Durbin, Duckworth, Bustos sound alarm about federal inmate transfer after outbreak at Chicago facility
Source: Chicago Sun-Times
Three Illinois lawmakers sounded an alarm Friday over the transfer of at least 20 inmates from the Metropolitan Correctional Center in Chicago, grappling with a COVID-19 outbreak, to a federal prison in northwest Illinois which has no confirmed cases.
Senators Dick Durbin and Tammy Duckworth, and Rep. Cheri Bustos — all Illinois Democrats — said the Federal Bureau of Prisons should not have sent the prisoners to the facility in Thomson, Ill., without taking more safeguards.
The prisoners should have been tested for COVID-19 before leaving the MCC, they said. The Chicago Sun-Times reported earlier this month about how coronavirus infections appears to be spreading among the more than 600 inmates in the downtown high-rise prison.
“BOP’s response to the threat of COVID-19 in federal prisons has been inadequate and troubling,” Durbin, Duckworth and Bustos said in a statement. Thomson is in Bustos’ congressional district.

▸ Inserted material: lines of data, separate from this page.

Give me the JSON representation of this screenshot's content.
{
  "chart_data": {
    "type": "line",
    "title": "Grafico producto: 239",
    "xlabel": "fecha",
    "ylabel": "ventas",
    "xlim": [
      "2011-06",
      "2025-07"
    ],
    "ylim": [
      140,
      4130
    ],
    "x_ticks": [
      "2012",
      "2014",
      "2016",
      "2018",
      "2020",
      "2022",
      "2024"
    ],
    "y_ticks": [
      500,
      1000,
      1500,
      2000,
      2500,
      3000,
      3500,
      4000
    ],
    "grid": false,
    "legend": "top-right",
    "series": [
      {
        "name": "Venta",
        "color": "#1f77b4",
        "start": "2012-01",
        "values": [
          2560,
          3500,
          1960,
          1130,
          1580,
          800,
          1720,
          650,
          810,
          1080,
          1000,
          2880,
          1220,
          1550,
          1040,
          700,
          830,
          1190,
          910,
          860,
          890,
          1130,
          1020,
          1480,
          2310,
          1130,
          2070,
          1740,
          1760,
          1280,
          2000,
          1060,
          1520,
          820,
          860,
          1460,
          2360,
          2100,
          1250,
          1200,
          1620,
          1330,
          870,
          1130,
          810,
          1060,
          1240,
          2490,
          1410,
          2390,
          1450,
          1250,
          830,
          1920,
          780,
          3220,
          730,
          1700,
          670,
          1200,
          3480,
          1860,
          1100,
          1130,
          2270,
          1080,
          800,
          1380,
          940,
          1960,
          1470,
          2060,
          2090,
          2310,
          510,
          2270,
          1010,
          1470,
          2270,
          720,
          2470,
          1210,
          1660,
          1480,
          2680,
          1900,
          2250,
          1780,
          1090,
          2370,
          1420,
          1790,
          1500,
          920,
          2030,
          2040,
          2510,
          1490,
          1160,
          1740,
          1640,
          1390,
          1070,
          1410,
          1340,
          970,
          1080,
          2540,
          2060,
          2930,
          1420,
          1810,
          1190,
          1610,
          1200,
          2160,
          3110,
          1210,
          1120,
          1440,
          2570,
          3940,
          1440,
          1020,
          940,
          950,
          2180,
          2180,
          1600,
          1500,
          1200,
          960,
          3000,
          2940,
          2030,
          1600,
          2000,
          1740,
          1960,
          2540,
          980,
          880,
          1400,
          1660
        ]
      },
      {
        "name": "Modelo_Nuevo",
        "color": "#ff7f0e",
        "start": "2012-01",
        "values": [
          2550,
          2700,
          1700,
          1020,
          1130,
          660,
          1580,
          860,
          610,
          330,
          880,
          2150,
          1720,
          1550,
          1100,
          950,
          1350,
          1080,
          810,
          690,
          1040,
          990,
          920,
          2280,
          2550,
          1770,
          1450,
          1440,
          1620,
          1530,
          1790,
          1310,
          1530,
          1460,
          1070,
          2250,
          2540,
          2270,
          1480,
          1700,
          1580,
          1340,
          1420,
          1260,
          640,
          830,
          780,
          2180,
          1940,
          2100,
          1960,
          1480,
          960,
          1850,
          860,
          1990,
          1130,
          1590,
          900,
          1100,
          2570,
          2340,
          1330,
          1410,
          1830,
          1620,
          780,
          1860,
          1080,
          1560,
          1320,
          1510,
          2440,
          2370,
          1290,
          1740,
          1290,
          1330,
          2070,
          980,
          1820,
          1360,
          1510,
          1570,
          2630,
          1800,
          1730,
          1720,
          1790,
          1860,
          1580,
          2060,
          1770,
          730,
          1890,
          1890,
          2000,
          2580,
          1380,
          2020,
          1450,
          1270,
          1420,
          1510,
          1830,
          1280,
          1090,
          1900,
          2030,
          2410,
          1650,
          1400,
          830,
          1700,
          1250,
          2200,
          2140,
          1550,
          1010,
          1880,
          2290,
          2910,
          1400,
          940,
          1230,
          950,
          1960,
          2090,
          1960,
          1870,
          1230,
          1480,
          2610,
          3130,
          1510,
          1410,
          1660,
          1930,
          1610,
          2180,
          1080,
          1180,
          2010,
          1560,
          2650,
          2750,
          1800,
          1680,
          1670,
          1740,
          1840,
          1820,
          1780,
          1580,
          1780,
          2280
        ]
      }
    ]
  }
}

“The transfer of inmates from MCC Chicago, where there is a confirmed outbreak of the virus, to USP Thomson, where there has not yet been a confirmed case, is being done without proper screening and prevention procedures in place for staff and inmates.
“It is completely unacceptable that BOP did not give us advance notice of these transfers. While we are encouraged that BOP says it will soon expand testing at its facilities, it is irresponsible to put staff, inmates, and local communities at risk by transferring inmates without first putting in place adequate testing procedures. We urge BOP to halt these and any future inmate transfers from facilities with COVID-19 outbreaks until they test inmates prior to transfer.”
“Our concerns about these transfers are further exacerbated by the ongoing understaffing of USP Thomson. We remain committed to working with BOP to address the staffing shortages at the facility and again call on BOP to expeditiously hire additional staff to meet the needs of this growing and potentially vulnerable inmate population.”